Nine

102 4 0
                                    

Patah hati terbesar orang tua adalah ketika menyaksikan sendiri anaknya pergi meninggalkannya untuk selama-lamanya karena setiap orang tua tak ada yang mengharapkan untuk menabur bunga diatas pusara anaknya. ~ Anne Gracia Yamoto.

***

(Anne Gracia Yamoto)

Hati orang tua mana yang tak sakit melihat anaknya di bunuh dengan keji seperti ini oleh orang lain, begitupun yang kini aku rasakan saat mendengar kabar meninggalnya Sakura yang merupakan putri semata wayangku yang begitu aku sayangi dan cintai. Hatiku terasa bagai di sayat sebilah pisau tajam setelah melihat sendiri di kamar jenazah kondisi putriku yang sudah terbujur kaku dengan banyak luka di kepala dan ada satu luka tusukan di bagian perutnya serta kondisi jenazahnya yang sudah membusuk dan membengkak, aku yakin kematian putriku sudah hampir seminggu sehingga kondisinya sudah mulai rusak.

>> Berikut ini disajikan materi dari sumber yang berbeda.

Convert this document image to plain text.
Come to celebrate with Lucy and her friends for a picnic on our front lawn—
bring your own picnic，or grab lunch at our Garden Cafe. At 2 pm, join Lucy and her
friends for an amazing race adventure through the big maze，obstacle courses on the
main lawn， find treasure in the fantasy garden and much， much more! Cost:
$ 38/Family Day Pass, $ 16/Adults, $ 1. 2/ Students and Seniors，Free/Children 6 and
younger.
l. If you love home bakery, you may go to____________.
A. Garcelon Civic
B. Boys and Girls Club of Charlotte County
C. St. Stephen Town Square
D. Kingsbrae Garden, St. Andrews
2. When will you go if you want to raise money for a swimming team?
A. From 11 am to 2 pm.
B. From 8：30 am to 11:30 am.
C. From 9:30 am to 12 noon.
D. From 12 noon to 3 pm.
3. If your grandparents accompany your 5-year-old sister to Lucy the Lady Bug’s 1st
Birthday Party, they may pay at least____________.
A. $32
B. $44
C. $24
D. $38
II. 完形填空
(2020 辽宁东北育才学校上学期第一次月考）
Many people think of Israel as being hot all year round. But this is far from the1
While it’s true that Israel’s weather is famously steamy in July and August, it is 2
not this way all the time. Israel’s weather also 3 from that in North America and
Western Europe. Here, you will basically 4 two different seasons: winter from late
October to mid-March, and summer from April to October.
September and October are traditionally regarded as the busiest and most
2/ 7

Sejak kejadian tragis itu terjadi aku selalu menyalahkan diriku sendiri yang tak bisa menjaga Sakura dengan baik sehingga dia bisa dibunuh oleh orang yang tak punya hati nurani, entah perbuatan apa yang sudah Sakura lakukan pada orang itu sehingga orang itu dengan kejamnya menghabisi nyawa putriku. Lagipula jika memang putriku pernah berbuat kesalahan yang menyakiti hati si pelaku apakah harus dibalas dengan cara dibunuh seperti ini?, aku berharap semoga pelaku dapat dihukum yang setimpal dengan perbuatannya.

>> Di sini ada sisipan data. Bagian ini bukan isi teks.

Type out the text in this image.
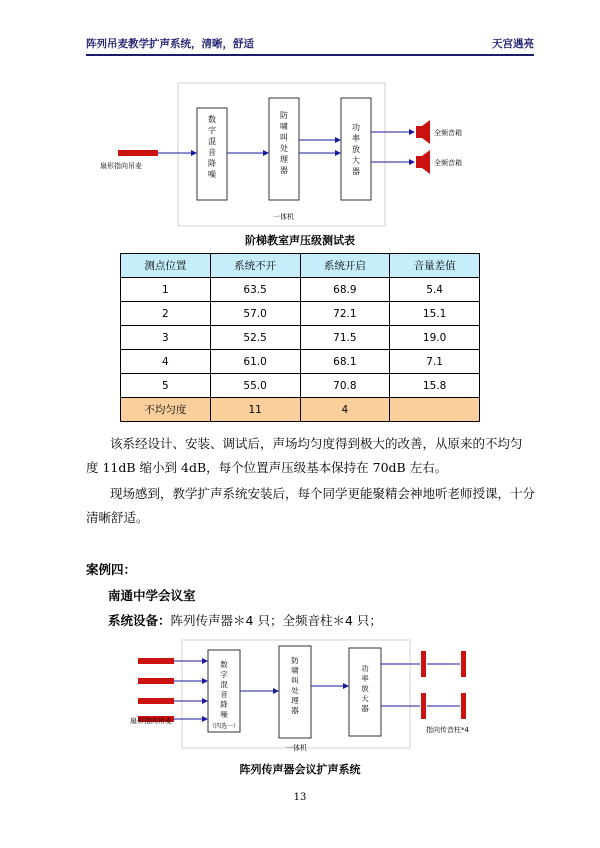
阵列吊麦教学扩声系统，清晰，舒适	天宫遇亮
扇形指向吊麦
数
字
混
音
降
噪
防
啸
叫
处
理
器
功
率
放
大
器
全频音箱
全频音箱
一体机
阶梯教室声压级测试表
测点位置	系统不开	系统开启	音量差值
1	63.5	68.9	5.4
2	57.0	72.1	15.1
3	52.5	71.5	19.0
4	61.0	68.1	7.1
5	55.0	70.8	15.8
不均匀度	11	4	
该系经设计、安装、调试后，声场均匀度得到极大的改善，从原来的不均匀
度 11dB 缩小到 4dB，每个位置声压级基本保持在 70dB 左右。
现场感到，教学扩声系统安装后，每个同学更能聚精会神地听老师授课，十分
清晰舒适。
案例四：
南通中学会议室
系统设备：阵列传声器＊4 只；全频音柱＊4 只；
扇形指向吊麦
数
字
混
音
降
噪
（四选一）
防
啸
叫
处
理
器
功
率
放
大
器
指向传音柱*4
一体机
阵列传声器会议扩声系统
13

Perkenalkan namaku Anne Gracia Yamoto dan aku sudah menetap di distrik Edogawa yang terletak di sebelah timur kota Tokyo selama 30 tahun lebih sejak aku menikah dengan seorang pria Jepang bernama Atsushi Yamoto yang berprofesi sebagai dosen akuntansi di sebuah universitas swasta di kota Tokyo hingga kami di karuniai seorang putri cantik dan cerdas yang kami beri nama Sakura Yamoto, Yamoto yang tersemat di belakang nama Sakura merupakan nama belakang suamiku. Aku dan Atsushi merupakan orang tua kandung Sakura dan aku baru datang lagi ke Jakarta yang merupakan kota kelahiranku setelah mendapat kabar kematian putriku yang begitu tragis.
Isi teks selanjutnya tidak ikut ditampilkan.